In the thick of it there is no time to think. Think and you're dead. There's only reacting. Find cover. Fight back. Let your body move to the memory of drills. That's why you train; so that when there's no time to think, you react. You survive.

-Peacemaker


1650 hours.

Peacemaker peered through the binoculars. The kid hovered at about 700 feet. The missiles were on target. Now to see if they did any damage. The seconds dragged into minutes as he watched.

What if it did hit? What if he hurt that kid? Sure, the suit was dangerous and the kid could be as well. But his gut told him otherwise.

Peacemaker forced his doubts down. Focus on the mission. There was too much that could go wrong.

The Reyes's residence was a one story brickhouse. It was the second to last on the street at the bottom of a hill. High residential area. Directly after, a street, then the ground lowered steeply to Highway 54. High traffic road. Any conflict would result in a lot of collateral damage. Best to take him out in one shot so they weren't chasing him all up and down the suburbs.

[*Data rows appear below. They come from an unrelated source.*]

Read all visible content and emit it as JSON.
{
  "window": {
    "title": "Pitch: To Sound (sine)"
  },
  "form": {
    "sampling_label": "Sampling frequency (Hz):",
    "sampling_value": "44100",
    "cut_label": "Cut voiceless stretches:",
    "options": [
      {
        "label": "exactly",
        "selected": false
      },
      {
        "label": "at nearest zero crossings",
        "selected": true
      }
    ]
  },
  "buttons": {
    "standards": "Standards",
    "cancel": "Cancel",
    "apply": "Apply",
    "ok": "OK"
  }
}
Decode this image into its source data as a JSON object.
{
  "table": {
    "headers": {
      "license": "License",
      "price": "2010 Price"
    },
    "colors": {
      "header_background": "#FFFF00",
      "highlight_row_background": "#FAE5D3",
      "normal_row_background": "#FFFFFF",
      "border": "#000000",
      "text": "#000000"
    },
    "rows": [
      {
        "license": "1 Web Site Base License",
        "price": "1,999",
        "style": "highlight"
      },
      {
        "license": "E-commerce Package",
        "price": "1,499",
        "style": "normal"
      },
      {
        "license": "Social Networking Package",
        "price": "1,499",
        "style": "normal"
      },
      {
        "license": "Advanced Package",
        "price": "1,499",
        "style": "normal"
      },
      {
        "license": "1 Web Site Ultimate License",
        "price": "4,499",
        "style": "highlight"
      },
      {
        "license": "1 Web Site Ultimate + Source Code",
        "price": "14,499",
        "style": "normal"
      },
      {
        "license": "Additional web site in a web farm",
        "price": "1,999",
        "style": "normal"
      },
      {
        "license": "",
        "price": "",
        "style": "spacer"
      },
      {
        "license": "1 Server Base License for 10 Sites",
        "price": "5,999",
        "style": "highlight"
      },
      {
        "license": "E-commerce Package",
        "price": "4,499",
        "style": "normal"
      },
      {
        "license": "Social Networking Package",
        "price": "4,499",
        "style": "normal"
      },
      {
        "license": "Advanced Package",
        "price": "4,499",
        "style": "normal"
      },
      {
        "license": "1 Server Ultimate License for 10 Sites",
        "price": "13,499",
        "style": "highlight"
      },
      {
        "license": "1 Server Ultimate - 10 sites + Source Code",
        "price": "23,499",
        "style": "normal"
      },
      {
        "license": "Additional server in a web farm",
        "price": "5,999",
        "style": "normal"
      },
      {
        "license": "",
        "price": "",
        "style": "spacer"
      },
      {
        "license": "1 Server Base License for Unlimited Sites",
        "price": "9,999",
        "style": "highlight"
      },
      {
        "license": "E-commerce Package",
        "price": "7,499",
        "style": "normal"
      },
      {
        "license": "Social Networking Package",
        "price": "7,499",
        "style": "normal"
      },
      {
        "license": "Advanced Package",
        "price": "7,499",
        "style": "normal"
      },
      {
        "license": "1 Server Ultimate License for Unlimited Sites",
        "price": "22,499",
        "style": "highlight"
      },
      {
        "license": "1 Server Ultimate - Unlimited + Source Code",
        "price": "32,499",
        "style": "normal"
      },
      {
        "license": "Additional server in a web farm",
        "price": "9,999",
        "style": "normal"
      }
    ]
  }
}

Peacemaker gaped and jerked the binoculars away. The land to air missiles broke off course. A mixture of relief and anger churned inside him.

"Missed," one of the pawns said. "How the hell?"

"Must have scrambled the targeting systems," Bordeaux said.

"It can do that?"

"Keep a lock on his energy signature," Peacemaker ordered as he bent for his primary weapon. "Don't let him get away.

"Sir, he's not running."

"Good." He hefted his weapon, a Barrett M82 with armor piercing rounds. Hello, baby. Daddy has a special job for you. Peacemaker braced it against the hood of the car and steadied his sights. Jaime hovered dumbly like a duck in water. Peacemaker breathed out, squeezed the trigger, and ...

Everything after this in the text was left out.